Alors que plusieurs partis politiques qui ne doivent rien au Professeur Joël Aïvo ont ouvertement réclamé sa libération, le 5e congrès du Prd n’a pas consacré une seule ligne au sort que subit l’ancien Porte-parole et Directeur de cabinet du Président du parti. Une attitude que beaucoup interprètent comme une grave faute politique de la part du parti politique le plus ancien de l’échiquier politique national.
Il y a environ une semaine, se tenait à Porto-Novo, le 5e congrès ordinaire du Parti du renouveau démocratique (Prd), le parti que dirige depuis trente-deux bonnes années, Me Adrien Houngbédji. Un rendez-vous politique important qui se tenait deux semaines presque jour pour jour après la condamnation par la Criet de celui qui est devenu, en moins de deux ans, l’une des figures politiques les plus importantes de l’échiquier national, le Professeur Frédéric Joël Aïvo. L’opinion publique qui guettait depuis plus de huit mois la parole officielle du Prd sur la situation du constitutionnaliste, et qui avait espéré que ce 5e congrès serait enfin l’occasion, restera sur sa faim.
Le Prd, à contre-courant
Les actes de ce congrès resteront en effet désespérément muets sur l’événement politique qui aura mobilisé le plus les attentions de cette fin d’année. Pas un mot dans le discours d’Adrien Houngbédji, pas une ligne dans les résolutions du congrès, sur le sort de leur ancien compagnon. Dès le prononcé de la condamnation de l’Universitaire, aux premières heures du 7 décembre 2021, plusieurs partis politiques qui, contrairement au Prd, ne doivent rien au Professeur Aïvo avaient donné de la voix pour demander au chef de l’Etat d’user de ses pouvoirs constitutionnels en vue de remettre en liberté les personnes condamnées aux fins d’un dégel de la crise politique issue de la dernière élection présidentielle. C’est le cas par exemple du parti Les Démocrates, du Per de Nathanaël Koty, et même des Forces cauris pour un Bénin émergent (Fcbe) dont les accointances supposées ou réelles avec le régime de Patrice Talon alimentent les conversations.

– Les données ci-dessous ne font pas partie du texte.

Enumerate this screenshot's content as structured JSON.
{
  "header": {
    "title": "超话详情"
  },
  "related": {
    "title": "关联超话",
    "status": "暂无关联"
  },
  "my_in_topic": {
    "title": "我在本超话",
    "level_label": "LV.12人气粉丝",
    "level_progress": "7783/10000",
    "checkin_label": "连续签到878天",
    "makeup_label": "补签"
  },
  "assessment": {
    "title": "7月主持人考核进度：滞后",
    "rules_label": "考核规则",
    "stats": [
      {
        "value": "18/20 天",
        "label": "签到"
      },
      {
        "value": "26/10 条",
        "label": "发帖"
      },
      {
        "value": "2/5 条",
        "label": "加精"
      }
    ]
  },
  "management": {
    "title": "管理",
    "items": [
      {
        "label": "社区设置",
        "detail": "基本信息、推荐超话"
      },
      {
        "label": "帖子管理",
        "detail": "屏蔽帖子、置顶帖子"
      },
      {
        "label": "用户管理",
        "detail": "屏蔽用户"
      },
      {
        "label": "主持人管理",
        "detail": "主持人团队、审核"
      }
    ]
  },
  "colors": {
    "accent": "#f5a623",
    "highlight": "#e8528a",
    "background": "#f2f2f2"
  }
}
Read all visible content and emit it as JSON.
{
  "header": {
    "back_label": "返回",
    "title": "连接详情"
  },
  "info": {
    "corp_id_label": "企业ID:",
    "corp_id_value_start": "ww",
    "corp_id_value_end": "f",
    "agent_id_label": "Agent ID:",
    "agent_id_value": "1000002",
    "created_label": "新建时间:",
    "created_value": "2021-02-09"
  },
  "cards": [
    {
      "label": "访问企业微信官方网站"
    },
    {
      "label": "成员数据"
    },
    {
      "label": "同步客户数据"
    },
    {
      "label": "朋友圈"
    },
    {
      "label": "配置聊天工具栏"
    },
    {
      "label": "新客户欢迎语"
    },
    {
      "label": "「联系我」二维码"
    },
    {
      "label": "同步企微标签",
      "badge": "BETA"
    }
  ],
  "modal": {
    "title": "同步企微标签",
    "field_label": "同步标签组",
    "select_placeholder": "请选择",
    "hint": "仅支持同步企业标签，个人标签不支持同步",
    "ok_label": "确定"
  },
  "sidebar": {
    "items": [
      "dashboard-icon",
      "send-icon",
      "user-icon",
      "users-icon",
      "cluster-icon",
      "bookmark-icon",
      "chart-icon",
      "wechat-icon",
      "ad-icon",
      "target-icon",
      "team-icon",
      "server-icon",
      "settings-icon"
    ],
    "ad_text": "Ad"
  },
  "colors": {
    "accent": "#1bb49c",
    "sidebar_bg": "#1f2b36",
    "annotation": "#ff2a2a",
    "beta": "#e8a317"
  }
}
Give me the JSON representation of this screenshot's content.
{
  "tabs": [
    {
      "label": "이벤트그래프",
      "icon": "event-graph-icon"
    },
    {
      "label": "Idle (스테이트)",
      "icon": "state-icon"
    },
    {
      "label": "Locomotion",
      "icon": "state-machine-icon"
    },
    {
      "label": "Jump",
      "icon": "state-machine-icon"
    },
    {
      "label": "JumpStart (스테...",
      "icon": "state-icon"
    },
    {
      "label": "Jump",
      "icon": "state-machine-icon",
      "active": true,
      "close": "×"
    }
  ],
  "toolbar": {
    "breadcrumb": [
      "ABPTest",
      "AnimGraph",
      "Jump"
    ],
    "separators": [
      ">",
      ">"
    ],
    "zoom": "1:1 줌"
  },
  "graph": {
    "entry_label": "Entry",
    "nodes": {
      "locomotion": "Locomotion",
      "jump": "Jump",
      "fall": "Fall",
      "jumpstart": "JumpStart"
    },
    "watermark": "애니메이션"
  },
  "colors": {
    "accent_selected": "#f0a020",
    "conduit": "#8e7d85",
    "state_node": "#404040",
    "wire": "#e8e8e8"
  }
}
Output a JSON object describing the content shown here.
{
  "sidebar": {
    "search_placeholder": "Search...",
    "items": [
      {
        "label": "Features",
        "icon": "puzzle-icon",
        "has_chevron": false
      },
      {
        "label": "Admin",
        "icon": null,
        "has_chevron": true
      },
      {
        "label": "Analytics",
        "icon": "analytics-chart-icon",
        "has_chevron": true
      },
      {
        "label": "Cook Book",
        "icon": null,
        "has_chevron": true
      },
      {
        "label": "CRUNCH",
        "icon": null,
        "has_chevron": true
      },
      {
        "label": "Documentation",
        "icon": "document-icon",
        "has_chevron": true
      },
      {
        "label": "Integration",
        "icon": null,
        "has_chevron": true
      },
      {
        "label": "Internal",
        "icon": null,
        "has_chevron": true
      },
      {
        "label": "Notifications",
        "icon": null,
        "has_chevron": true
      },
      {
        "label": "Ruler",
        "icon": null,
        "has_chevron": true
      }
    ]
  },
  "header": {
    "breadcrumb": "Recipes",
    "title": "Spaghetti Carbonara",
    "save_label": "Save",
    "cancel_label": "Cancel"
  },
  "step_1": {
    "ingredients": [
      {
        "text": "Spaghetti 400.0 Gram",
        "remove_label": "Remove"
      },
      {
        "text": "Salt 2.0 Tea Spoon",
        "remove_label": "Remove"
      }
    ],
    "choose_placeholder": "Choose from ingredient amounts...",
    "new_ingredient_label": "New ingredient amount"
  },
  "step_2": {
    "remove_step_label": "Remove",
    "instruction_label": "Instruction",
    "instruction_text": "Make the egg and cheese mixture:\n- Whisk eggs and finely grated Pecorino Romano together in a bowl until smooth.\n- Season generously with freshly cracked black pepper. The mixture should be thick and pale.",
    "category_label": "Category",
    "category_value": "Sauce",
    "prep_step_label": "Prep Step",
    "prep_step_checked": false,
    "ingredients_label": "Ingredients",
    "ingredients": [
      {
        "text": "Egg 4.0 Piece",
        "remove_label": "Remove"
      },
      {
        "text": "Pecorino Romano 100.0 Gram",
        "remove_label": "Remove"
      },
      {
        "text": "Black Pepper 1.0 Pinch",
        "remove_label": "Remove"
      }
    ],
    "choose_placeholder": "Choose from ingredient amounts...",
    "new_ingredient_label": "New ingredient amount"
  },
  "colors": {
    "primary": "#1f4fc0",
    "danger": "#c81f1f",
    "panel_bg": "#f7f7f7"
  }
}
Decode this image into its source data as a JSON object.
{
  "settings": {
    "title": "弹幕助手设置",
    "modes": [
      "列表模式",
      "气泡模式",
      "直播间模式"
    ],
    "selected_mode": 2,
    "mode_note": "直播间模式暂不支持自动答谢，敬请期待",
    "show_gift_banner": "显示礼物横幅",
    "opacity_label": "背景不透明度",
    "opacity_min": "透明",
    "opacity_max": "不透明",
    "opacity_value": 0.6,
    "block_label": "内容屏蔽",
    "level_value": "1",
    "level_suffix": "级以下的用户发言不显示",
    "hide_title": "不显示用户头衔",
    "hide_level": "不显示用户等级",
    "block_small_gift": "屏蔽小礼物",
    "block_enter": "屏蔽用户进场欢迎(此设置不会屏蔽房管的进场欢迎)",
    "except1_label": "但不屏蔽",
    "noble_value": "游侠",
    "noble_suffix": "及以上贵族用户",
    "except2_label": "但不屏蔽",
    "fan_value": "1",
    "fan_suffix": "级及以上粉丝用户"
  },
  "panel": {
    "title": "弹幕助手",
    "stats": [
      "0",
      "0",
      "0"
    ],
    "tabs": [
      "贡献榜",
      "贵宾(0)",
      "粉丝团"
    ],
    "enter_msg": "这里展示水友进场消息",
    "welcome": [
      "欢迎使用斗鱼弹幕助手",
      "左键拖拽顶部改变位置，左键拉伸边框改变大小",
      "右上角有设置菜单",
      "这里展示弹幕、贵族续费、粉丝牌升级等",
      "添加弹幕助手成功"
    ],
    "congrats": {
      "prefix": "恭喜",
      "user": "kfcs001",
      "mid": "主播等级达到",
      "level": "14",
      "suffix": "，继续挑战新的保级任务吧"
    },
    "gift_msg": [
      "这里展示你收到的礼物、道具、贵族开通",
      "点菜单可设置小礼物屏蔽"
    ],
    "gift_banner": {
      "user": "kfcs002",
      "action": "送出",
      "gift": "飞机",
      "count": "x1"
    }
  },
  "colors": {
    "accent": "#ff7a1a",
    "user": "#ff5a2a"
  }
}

Joël AÏVO, ancien bras droit d’Adrien Houngbédji
Les 18 et 19 décembre derniers, dans sa ville natale, l’ombre de Frédéric Joël Aïvo a plané sur le congrès du Prd. Si le sujet n’était pas officiellement à l’ordre du jour, le nom et le sort de celui qui aurait été l’un des principaux challengers de Patrice Talon lors de la présidentielle de 2021 étaient sur toutes les bouches. L’apparition en 2006 aux côtés de Me Adrien Houngbédji de ce jeune et brillant Universitaire avait apporté au parti un nouveau souffle et une vague d’espoir en ce lendemain de défaite électorale (Adrien Houngbédji venait d’être écrasé au second tour de la présidentielle par Boni Yayi). Directeur de cabinet et Porte-parole du Président du parti, Frédéric Joël Aïvo avait brillamment défendu le Prd et contribué à augmenter son capital sympathie. Entre 2006 et 2011 (année où le Constitutionnaliste se retirera pour se consacrer à sa carrière d’Universitaire), Joël Aïvo aura été le plus proche collaborateur du Président du PRD, la deuxième pièce la plus importante de la galaxie Houngbédji après le patriarche lui-même. Sa loyauté à Me Adrien Houngbédji et au parti n’avait pourtant souffert d’aucune ombre. Malgré les nombreuses sollicitations qu’il avait reçues, Joël Aïvo ne posera aucun acte d’hostilité contre le parti. Il refusera systématiquement de flirter avec le moindre parti adversaire du Prd, ou de céder aux sirènes du généreux Pouvoir de Yayi.
De potentiel successeur de Houngbédji à ennemi à abattre ?
On le retrouvera même parfois en train de défendre le Prd qu’il avait pourtant déjà officiellement quitté. Une fidélité au parti qui n’a pas échappé à Adrien Houngbédji et à plusieurs cadres du Prd. L’inamovible président lui-même, Falilou Akadiri, le Secrétaire général du parti et plusieurs vice-présidents en étaient même arrivés à proposer maintes fois à l’enfant prodigue, un retour au bercail avec pour mission, de « reprendre en main le parti et d’en assurer l’avenir ». Il était en effet vu comme la personne la plus à même de préserver l’héritage du parti dans ses fiefs traditionnels.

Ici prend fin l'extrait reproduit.